1. The box: a little Altoids tin-sized organizer with a removable, six-pocket tray (it was a dollar, so I'll keep using it until it breaks or something...).

2. Tube baits: I've always had good luck with these for crappie and bluegills.

3. Curlytail grubs: these little grubs, 1.5" or 2", will catch bass, catfish, and other larger freshwater fish.

4. Marabou jig: nice for most gamefish, whether large or small.

5. Trout magnets: little trout lures work good for small fish like sunnies, perch, and crappie, and obviously trout.

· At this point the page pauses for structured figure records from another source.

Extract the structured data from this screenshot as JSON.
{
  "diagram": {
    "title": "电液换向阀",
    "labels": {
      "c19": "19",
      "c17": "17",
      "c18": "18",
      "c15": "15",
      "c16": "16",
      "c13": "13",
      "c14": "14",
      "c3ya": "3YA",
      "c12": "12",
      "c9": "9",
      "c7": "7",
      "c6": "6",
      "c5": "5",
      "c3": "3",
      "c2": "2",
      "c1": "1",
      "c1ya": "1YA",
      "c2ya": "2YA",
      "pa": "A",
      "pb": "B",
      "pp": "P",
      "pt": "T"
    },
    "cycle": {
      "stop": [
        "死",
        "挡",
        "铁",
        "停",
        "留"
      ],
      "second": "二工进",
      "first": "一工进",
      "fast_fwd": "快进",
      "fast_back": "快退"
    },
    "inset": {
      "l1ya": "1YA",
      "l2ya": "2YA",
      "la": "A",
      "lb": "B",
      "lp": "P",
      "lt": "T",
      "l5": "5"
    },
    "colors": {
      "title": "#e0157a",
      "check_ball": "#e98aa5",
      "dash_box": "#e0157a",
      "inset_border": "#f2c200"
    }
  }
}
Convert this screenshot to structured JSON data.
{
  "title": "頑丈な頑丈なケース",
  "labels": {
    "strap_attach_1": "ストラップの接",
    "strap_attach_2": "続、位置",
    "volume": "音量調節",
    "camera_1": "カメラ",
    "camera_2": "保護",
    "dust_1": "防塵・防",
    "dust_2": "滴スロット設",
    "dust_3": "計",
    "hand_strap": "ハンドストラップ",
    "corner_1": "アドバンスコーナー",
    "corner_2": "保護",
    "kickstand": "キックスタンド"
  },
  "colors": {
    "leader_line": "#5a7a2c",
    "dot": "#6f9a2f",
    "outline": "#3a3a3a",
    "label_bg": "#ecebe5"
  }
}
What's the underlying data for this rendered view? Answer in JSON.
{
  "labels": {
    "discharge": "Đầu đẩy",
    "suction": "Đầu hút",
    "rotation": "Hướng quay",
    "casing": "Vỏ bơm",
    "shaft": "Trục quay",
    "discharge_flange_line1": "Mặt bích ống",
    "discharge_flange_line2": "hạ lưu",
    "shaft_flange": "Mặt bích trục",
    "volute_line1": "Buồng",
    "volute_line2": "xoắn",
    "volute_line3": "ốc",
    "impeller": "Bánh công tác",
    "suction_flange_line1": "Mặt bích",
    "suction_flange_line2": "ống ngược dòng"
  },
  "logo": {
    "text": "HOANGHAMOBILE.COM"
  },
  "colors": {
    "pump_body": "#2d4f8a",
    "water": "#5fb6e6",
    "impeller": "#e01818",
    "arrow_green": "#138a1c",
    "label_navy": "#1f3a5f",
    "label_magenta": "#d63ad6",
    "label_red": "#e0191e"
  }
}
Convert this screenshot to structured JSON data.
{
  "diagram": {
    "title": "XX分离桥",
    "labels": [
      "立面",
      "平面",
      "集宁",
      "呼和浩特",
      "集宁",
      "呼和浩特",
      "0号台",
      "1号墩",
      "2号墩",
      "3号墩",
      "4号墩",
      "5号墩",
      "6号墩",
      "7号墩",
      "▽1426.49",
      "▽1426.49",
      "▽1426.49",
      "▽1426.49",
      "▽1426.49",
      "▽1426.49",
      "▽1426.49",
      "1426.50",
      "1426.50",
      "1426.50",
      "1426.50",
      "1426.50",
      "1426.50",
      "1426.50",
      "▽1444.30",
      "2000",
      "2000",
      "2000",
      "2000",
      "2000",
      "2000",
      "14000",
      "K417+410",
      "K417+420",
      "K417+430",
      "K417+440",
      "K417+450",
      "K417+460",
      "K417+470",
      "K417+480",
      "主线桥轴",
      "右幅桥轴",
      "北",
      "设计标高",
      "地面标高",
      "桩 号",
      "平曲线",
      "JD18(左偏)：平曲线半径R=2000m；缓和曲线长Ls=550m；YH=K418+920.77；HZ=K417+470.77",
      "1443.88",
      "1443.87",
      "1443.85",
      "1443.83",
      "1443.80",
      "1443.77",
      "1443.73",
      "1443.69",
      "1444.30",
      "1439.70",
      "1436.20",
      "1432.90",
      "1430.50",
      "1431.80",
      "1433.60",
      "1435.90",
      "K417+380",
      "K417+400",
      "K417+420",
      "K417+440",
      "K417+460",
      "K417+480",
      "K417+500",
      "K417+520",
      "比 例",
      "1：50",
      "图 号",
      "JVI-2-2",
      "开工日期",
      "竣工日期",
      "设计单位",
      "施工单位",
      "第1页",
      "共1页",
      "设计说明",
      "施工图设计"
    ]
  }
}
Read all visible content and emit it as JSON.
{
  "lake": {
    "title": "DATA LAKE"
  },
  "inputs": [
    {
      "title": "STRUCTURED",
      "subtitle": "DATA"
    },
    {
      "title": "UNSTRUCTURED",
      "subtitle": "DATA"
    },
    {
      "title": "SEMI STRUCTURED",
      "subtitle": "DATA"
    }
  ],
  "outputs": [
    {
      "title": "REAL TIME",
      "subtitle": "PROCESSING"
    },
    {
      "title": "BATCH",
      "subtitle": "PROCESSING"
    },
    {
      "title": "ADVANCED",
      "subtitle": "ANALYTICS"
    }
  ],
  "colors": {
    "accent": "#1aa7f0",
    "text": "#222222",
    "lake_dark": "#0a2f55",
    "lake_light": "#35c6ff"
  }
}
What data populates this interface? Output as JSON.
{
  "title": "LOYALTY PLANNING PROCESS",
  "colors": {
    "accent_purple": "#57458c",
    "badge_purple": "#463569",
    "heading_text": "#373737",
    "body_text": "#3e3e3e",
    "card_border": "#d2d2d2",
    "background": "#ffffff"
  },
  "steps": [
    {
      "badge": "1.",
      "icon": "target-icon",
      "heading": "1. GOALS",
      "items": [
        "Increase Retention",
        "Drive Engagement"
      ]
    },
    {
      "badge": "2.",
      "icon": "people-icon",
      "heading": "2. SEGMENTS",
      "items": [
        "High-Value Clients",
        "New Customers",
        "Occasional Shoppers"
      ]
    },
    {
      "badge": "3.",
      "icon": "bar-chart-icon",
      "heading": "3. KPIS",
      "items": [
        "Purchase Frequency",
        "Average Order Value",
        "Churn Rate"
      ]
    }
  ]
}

6. Terminal tackle: a variety of #4, 6, and 8 hooks (about a dozen in all) and some split-shots.

----------


## pete lynch

Looks like a good kit.
I've heard of folks eating fish out of DE's freshwater ponds when the water gets cold but I'm not one of them.  :Wink:

----------


## MrFixIt

I would like to see a picture of the container and contents please.

----------


## natertot

I took a pvc pipe and capped of one end while place a snap on lid on the other. I drilled a little hole and tied the back of a fishing line on the inside of the pipe using a washer and wrapped the line around the outside. On the inside I placed some hooks, sinkers, fake baits, lures, and a few small bobbers. It is an entire set up that is ready for fishing that fits in almost any bag.

Here's a YouTube video of something similar.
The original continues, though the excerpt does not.